For some this will probably look like an odd thing to add to the sightseeing list. But the cemetery is a real gem! I found it to be so peaceful and beautiful. You can walk for hours observing the sculptures, because each of them tells a story. The story of a mother, a child, of a painter or a poet , a local, a foreigner, an Italian celebrity…
On your way there you can pass the Chinese neighborhood and its many small shops.
It is the biggest and most popular park in the center of Milan. And because it is in the historic center, it is near most of the sightseeings. After you get tired of exploring the city, you can relax at the park or if you feel like walking more, just enjoy the greenery and fresh air. Here’s a scheduling tip: visit the Castello Sforzesco first and then the park is just a few steps away.
Apart from the fact that it is super expensive, Corso Como is actually free! How is that? This is a department conceptual store that will be heaven for fashion and design lovers. It is created more than 20 years ago by Carla Sozzani and now it has cafe, art gallery, rooftop garden, amazing bookshop and the first floor houses a vast selection of fashion design items. I’ve heard there’s also a so-called hotel in the building consisting of well…3 rooms. Most of the things that they sell of course are extremely expensive, but exploring the place, getting inspiration and observing the collections they sell is actually free. Another thing that is free is the art gallery that has great temporary exhibitions. Of course if you have a few thousands to spare, you will be even happier with the place. But then again, you wouldn’t be reading this post, right?
Another similar place is La Rinascente across the Duomo di Milano. It was founded in 1917 and has 8 floors with everything you can imagine, just to name a few – high-end fashion, interior and product design, cosmetics, food.
Colonne di San Lorenzo
You want to grab a beer but don’t know where to go to meet people? Well, you can pay 15+ euros entrance fee to join the Milanese elite in one of the rich clubs such as Cavalli or you can join the young people at the little square in front of the San Lorenzo Basilica for free. There are columns around the square that are part of Roman ruins dating back to 2nd century. In the summer evenings this place is full of people casually sitting on the floor, smoking and drinking. There are bars around it to get beer on the go. In my opinion, the best way to meet the locals. Also, the Porta Ticinese area looks like a hip place where the streets are always crowded and something interesting is happening on every corner.
Acquario Civico di Milano
If you have kids with you or if you are a kid at heart, then you will enjoy a visit of the third oldest aquarium in Europe. The aquarium is small, but well-maintained and in a beautiful building near the Parco Sempione.
Milan houses some amazing art collections. And here’s the best thing – some of the museums and galleries are free or with reduced of free admission on certain hours and days.
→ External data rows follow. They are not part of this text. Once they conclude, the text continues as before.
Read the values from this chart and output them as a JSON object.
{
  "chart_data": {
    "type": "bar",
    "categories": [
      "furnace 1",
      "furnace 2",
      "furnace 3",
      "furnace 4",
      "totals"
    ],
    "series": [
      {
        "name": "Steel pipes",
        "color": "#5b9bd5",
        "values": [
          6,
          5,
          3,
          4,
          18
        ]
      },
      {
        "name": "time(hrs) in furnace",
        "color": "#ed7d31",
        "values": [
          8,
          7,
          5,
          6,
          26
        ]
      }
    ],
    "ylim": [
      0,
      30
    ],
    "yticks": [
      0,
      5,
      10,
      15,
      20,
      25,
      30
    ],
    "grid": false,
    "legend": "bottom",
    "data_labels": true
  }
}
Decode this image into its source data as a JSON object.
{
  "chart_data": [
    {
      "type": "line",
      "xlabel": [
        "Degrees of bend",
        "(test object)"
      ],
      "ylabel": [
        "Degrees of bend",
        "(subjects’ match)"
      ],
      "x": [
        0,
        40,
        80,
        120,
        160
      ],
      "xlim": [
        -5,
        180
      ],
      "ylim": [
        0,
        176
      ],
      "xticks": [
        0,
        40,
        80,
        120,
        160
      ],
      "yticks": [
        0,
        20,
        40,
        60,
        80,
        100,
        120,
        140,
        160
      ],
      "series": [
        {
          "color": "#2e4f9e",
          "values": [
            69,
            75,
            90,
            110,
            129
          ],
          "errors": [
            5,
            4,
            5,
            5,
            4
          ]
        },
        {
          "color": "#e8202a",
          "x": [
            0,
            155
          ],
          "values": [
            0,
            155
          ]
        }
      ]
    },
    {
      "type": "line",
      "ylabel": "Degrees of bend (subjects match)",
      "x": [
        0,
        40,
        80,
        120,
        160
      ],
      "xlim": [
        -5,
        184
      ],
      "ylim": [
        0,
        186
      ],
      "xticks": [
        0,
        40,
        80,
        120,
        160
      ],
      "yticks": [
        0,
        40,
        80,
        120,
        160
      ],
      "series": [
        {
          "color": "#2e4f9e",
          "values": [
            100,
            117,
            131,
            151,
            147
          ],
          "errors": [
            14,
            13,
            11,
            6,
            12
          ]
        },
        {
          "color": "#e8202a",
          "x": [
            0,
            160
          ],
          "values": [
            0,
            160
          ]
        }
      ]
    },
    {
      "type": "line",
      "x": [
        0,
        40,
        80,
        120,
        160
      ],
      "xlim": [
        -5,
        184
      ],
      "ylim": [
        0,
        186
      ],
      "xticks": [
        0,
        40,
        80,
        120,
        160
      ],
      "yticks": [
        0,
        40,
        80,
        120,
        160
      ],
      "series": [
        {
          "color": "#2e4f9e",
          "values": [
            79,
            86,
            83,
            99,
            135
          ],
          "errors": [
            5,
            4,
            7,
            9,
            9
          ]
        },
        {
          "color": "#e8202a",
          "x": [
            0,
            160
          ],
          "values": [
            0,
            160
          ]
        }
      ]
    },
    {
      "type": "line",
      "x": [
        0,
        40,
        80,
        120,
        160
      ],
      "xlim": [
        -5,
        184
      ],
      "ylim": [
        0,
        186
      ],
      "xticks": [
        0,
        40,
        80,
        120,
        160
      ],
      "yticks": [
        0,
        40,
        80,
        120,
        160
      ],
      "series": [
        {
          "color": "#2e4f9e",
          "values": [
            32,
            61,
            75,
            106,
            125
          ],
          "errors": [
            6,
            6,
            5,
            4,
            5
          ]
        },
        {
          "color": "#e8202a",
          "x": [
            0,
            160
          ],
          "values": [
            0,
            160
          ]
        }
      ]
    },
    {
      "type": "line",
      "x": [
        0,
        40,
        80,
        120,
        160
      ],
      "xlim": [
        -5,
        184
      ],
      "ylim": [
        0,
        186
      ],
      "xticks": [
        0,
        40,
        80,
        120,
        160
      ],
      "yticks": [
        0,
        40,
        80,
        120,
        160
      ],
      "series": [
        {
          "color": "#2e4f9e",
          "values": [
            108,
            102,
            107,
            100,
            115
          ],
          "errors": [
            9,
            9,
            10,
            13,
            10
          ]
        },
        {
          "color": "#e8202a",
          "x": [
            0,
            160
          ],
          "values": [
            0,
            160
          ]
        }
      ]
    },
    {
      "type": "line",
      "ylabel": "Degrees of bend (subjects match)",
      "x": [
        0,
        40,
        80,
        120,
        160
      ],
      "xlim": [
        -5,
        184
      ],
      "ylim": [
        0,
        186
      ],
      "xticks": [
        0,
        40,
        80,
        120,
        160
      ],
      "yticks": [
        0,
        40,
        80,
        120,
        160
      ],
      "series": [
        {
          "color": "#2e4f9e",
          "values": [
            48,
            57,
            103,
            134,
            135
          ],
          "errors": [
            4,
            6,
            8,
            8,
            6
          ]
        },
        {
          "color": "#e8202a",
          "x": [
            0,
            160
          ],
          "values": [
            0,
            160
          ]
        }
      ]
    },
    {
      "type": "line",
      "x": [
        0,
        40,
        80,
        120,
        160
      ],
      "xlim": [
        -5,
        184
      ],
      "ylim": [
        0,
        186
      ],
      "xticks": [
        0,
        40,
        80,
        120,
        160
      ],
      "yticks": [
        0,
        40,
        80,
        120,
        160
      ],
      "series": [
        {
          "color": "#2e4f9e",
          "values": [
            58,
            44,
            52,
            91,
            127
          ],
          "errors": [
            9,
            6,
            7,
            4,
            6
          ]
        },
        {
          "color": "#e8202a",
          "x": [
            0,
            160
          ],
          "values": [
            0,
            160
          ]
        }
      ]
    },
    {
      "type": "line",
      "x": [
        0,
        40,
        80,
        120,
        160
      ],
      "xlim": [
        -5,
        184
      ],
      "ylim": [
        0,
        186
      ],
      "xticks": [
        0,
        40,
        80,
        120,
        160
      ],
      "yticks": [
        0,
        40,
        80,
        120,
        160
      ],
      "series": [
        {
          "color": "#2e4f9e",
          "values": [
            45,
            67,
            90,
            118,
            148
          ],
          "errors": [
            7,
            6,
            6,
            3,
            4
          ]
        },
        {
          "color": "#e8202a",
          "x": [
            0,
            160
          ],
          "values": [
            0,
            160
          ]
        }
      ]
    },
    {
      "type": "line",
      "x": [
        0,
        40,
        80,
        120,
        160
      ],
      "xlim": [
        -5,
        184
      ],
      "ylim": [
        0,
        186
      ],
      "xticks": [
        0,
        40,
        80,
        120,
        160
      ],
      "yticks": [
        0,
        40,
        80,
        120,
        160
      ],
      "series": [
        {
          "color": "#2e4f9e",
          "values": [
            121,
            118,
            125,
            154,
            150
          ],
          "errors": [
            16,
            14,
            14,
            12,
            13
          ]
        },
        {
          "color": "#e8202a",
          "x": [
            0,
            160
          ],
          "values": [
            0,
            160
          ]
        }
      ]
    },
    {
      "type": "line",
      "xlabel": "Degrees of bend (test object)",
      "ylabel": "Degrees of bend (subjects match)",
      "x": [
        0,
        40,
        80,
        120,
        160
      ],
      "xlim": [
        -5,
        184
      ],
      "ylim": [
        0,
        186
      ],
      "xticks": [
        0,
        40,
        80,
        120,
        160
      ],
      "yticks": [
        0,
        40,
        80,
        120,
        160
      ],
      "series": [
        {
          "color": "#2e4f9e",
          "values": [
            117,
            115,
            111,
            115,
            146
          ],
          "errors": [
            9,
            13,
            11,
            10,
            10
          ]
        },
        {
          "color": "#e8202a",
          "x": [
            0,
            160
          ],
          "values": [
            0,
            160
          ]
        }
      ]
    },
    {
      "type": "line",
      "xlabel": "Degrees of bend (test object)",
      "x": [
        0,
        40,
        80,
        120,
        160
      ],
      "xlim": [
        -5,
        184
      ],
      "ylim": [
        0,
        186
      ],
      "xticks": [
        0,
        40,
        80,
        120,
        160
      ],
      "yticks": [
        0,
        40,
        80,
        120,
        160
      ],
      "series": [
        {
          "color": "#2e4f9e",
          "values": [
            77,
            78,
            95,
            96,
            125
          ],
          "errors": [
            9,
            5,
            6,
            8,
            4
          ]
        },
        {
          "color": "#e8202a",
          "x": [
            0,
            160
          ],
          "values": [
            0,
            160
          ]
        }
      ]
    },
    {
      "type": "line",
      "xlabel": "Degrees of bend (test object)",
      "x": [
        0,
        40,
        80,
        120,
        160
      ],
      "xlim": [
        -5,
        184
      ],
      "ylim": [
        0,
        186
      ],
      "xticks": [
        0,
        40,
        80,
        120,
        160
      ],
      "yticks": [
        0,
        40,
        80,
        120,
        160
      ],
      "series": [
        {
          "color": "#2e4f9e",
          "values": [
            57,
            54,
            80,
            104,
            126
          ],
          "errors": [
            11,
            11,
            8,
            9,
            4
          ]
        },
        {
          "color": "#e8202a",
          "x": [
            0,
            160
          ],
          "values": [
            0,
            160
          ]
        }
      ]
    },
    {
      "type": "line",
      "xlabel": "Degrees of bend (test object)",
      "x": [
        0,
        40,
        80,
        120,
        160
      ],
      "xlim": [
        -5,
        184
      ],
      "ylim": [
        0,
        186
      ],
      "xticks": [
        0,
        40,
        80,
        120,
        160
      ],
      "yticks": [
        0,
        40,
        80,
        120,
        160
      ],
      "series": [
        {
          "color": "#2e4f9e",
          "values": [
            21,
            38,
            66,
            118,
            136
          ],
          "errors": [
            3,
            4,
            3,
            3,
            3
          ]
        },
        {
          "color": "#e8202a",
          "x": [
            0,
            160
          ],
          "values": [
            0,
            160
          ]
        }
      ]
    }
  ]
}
Do your research beforehand depending on what you want to see and what kind of art you enjoy the most. Here are some suggestions:
Galleria d’Arte Moderna
Museo del Novecento
The different neighborhoods of Milan can give you a different and more complete perspective of the people and the lifestyle of the city. Take a walk or sit with a cocktail and observe the people, the street style, the behavior.
Walk along the Navigli canals especially in the evening where people are meeting with friends and drinking aperitivo, visit the Brera district for some bohemian atmosphere with a lot of bars and art shops, Porta Ticinese (as said above) is full of young people in the evenings. Quadrilatero d’Oro (The Golden Quadrangle) is a rich fashion distric formed by 4 streets that house the most expensive, renowned Italian and international fashion houses, a lot of botiques where you can find clothes, shoes, jewelry and furniture.
Get lost in the narrow streets
Milan doesn’t have that many narrow streets especially compared to other Italian cities, but still, I would recommend to leave your map and just let the streets take you somewhere. You might be surprised! This is actually a free activity to do in every city that can give you an insight on the everyday life, the culture and architecture, the overall feeling of the place.